The distinction between white and blue collar jobs developed in the early 20th century. The industrial revolution of Carnegie and Rockefeller in the 1800s created a multitude of physical labor jobs, and their companies created more and more office positions. While office workers wore white shirts without fear, the laborers adopted thick denim shirts that wouldn’t dirty so easily. The distinction continued to grow. Anyone in manual labor was considered “blue-collar” — construction workers, drillers, miners, mechanics. Essentially everyone else was “white-collar” — lawyers, politicians, cashiers, doctors. Eventually, the collar became a symbol. The white collar represented the intellectual. The blue collar represented the industrious. The perceived gap has continued to widen. Now, the white collar represents the intelligent. The blue collar represents the uneducated.
Our friend at the baseball park wore an ironically appropriate shirt. He was a trucker, and he had been for more than 30 years. He spent decades traveling all throughout the state. Having spent his life working as a labor employee, he was the definition of blue collar. But he spent that timelearning about what he loved: Arkansas. As he drove across the state, he observed the trends and demographics throughout. He studied where the big businesses were.
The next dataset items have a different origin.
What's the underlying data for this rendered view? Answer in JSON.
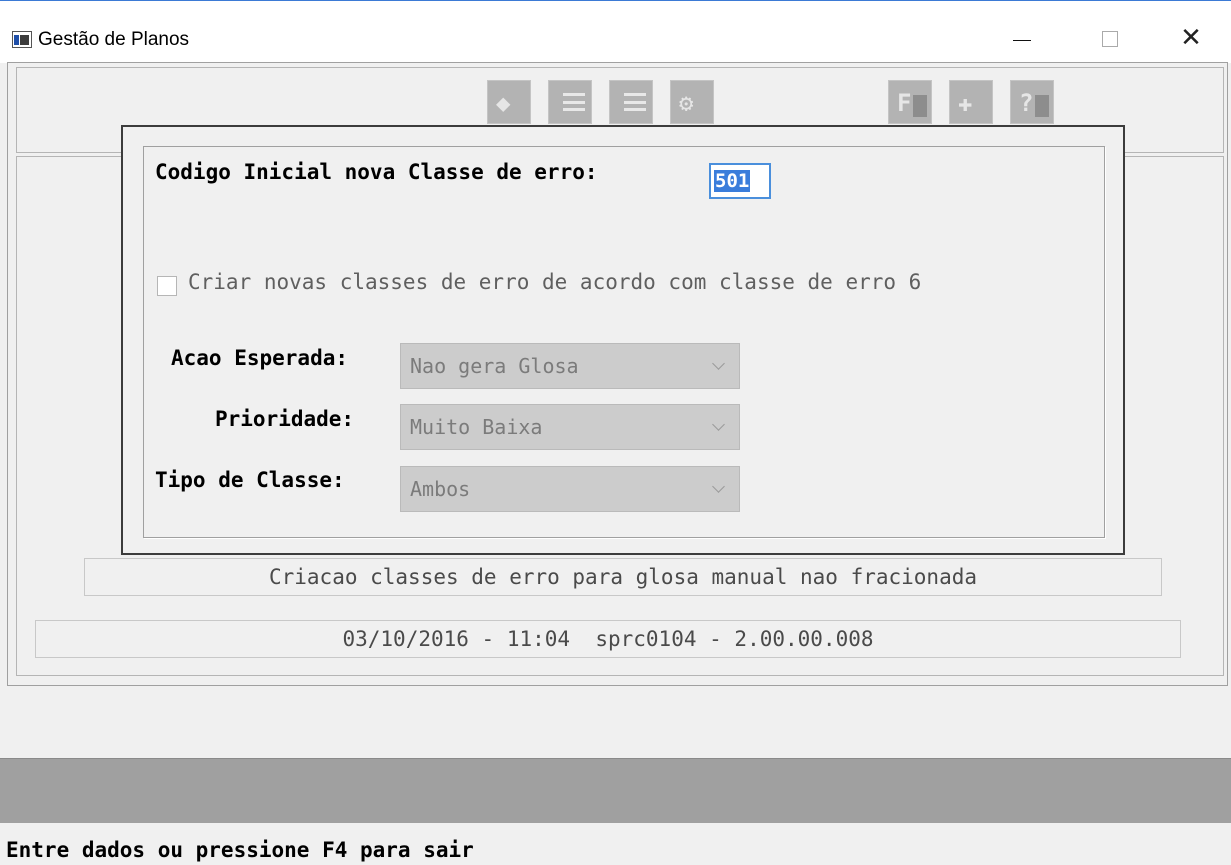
{
  "window": {
    "title": "Gestão de Planos",
    "minimize_icon": "minimize-icon",
    "maximize_icon": "maximize-icon",
    "close_glyph": "✕"
  },
  "toolbar": {
    "buttons": [
      {
        "icon": "edit-icon",
        "glyph": "◆"
      },
      {
        "icon": "list-icon",
        "glyph": "≡"
      },
      {
        "icon": "checklist-icon",
        "glyph": "☑"
      },
      {
        "icon": "gears-icon",
        "glyph": "⚙"
      },
      {
        "icon": "f-key-icon",
        "glyph": "F"
      },
      {
        "icon": "exit-icon",
        "glyph": "✚"
      },
      {
        "icon": "help-icon",
        "glyph": "?"
      }
    ]
  },
  "dialog": {
    "code_label": "Codigo Inicial nova Classe de erro:",
    "code_value": "501",
    "checkbox_label": "Criar novas classes de erro de acordo com classe de erro 6",
    "checkbox_checked": false,
    "acao_label": "Acao Esperada:",
    "acao_value": "Nao gera Glosa",
    "prioridade_label": "Prioridade:",
    "prioridade_value": "Muito Baixa",
    "tipo_label": "Tipo de Classe:",
    "tipo_value": "Ambos"
  },
  "info": "Criacao classes de erro para glosa manual nao fracionada",
  "version": "03/10/2016 - 11:04  sprc0104 - 2.00.00.008",
  "status": "Entre dados ou pressione F4 para sair",
  "colors": {
    "accent": "#3a7ddb",
    "background": "#f0f0f0",
    "status_bar": "#a0a0a0"
  }
}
He knew where the successful high schools were. He knew which colleges had new football coaches, and which colleges had coaches who had been there for decades. He used his time as a blue collar worker to educate himself about his state. He knew more stories and true statistics than most politicians.
In his thick, blue-collared shirt, this man reminded me that we aren’t defined by status. It was proof that a job doesn’t determine what a man is. This antiquated notion that a blue collar worker is an unintelligent man doesn’t hold true. Don’t assume that every construction worker on the road or every trucker at a gas station is just an uneducated man doing what he can to scrape by. He’s a hard worker, and he may be able to teach you something. At the very least, he’ll have some great stories.